Business decisions aside, there were still problems with the treatments that needed to be overcome. As this article says, there are still some possible changes to PI3K Inhibitors that could make them safer without being less effective.
One is to change dosage. When they were approved, most had a daily dosing schedule -- the patient took a pill every day. But that constant treatment meant that their immune system was always suppressed. This led to more infections, some of which were fatal. Zandelisib was designed to get around this, with a different dosing schedule, with the patient getting the treatment for a couple of weeks, and then stopping for a couple of weeks. This seemed like it was helping with side effects. But its makers decided that it would be too expensive to continue to develop the treatment, and stopped all of its research (except in Japan).
So that's where we are -- an "unfulfilled promise."

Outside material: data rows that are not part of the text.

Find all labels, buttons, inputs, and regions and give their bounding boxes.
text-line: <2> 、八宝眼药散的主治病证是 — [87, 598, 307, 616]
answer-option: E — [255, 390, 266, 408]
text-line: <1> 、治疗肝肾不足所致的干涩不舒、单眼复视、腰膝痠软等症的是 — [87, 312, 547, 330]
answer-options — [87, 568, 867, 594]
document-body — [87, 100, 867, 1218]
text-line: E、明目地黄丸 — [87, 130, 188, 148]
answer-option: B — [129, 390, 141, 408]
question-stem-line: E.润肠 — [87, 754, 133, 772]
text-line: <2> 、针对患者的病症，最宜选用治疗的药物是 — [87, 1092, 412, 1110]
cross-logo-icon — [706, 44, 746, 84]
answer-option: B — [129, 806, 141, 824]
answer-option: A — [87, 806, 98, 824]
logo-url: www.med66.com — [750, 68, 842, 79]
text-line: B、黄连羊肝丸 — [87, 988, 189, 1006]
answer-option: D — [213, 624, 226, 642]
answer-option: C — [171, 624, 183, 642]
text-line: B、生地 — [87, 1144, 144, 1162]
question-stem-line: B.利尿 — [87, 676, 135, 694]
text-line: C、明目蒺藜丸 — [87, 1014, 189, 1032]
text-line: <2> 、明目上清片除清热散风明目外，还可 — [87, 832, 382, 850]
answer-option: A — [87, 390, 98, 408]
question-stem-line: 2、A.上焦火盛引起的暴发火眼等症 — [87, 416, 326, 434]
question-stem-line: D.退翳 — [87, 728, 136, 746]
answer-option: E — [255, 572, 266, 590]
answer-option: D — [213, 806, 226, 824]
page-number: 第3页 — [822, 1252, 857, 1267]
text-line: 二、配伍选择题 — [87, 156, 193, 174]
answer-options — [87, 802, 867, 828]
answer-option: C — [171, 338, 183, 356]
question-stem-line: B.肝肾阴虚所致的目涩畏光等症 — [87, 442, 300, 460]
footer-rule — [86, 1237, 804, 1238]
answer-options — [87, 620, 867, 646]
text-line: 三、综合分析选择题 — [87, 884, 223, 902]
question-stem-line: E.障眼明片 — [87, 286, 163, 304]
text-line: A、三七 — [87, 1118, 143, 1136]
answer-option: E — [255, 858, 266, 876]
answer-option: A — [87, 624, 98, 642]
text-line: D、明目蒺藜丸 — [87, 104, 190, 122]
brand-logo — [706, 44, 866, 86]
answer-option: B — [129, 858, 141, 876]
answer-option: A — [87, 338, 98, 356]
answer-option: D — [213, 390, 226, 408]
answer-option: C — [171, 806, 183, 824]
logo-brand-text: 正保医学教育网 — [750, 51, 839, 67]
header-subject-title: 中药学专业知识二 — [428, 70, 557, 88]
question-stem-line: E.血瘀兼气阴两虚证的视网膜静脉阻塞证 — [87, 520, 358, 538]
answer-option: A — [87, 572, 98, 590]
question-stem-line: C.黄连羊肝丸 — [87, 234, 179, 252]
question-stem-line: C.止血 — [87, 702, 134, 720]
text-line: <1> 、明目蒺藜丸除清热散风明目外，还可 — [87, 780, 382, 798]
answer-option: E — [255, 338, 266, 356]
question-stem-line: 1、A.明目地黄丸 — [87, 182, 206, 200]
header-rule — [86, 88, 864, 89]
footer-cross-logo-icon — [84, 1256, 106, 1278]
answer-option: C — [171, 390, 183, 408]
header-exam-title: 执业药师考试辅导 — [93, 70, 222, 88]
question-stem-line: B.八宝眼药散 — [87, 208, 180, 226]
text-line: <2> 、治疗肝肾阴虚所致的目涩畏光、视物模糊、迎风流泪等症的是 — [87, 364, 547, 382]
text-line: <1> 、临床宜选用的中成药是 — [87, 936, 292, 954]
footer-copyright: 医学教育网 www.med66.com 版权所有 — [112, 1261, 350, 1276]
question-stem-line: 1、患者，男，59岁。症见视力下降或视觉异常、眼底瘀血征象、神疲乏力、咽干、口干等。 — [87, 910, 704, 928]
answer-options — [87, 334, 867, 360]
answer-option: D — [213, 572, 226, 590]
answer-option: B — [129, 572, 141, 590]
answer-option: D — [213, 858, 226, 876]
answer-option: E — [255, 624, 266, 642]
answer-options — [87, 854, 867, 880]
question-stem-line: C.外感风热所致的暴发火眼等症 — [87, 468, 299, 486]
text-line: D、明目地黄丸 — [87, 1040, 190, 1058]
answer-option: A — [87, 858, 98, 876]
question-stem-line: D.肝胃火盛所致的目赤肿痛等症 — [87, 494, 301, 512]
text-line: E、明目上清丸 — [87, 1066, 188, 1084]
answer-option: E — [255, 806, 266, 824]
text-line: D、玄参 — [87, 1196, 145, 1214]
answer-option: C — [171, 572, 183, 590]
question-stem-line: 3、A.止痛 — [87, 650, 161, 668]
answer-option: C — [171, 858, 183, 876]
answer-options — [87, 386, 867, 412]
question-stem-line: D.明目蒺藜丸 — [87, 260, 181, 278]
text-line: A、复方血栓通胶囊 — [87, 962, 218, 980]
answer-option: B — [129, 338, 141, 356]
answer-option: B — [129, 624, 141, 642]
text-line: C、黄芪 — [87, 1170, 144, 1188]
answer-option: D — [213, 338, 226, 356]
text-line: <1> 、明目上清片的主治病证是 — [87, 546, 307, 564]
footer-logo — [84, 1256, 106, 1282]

It's too bad. From what I read, this does seem to be a business decision more than a medical decision -- the investment just isn't worth what it would cost to make the treatment safer and more effective (or at least, to find out if it can be made safer and more effective).
But the authors of the article still seem to cling to a small amount of hope that maybe something can come of it. My hope is that a small company will take this on, one that hasn't already spent millions of dollars, and will find ways to improve on this promising treatment.
I also think that failed research is never a failure, and that even if these treatments are never resurrected, researchers will still have learned something that will make some other treatments better.
We'll move forward, one way or another.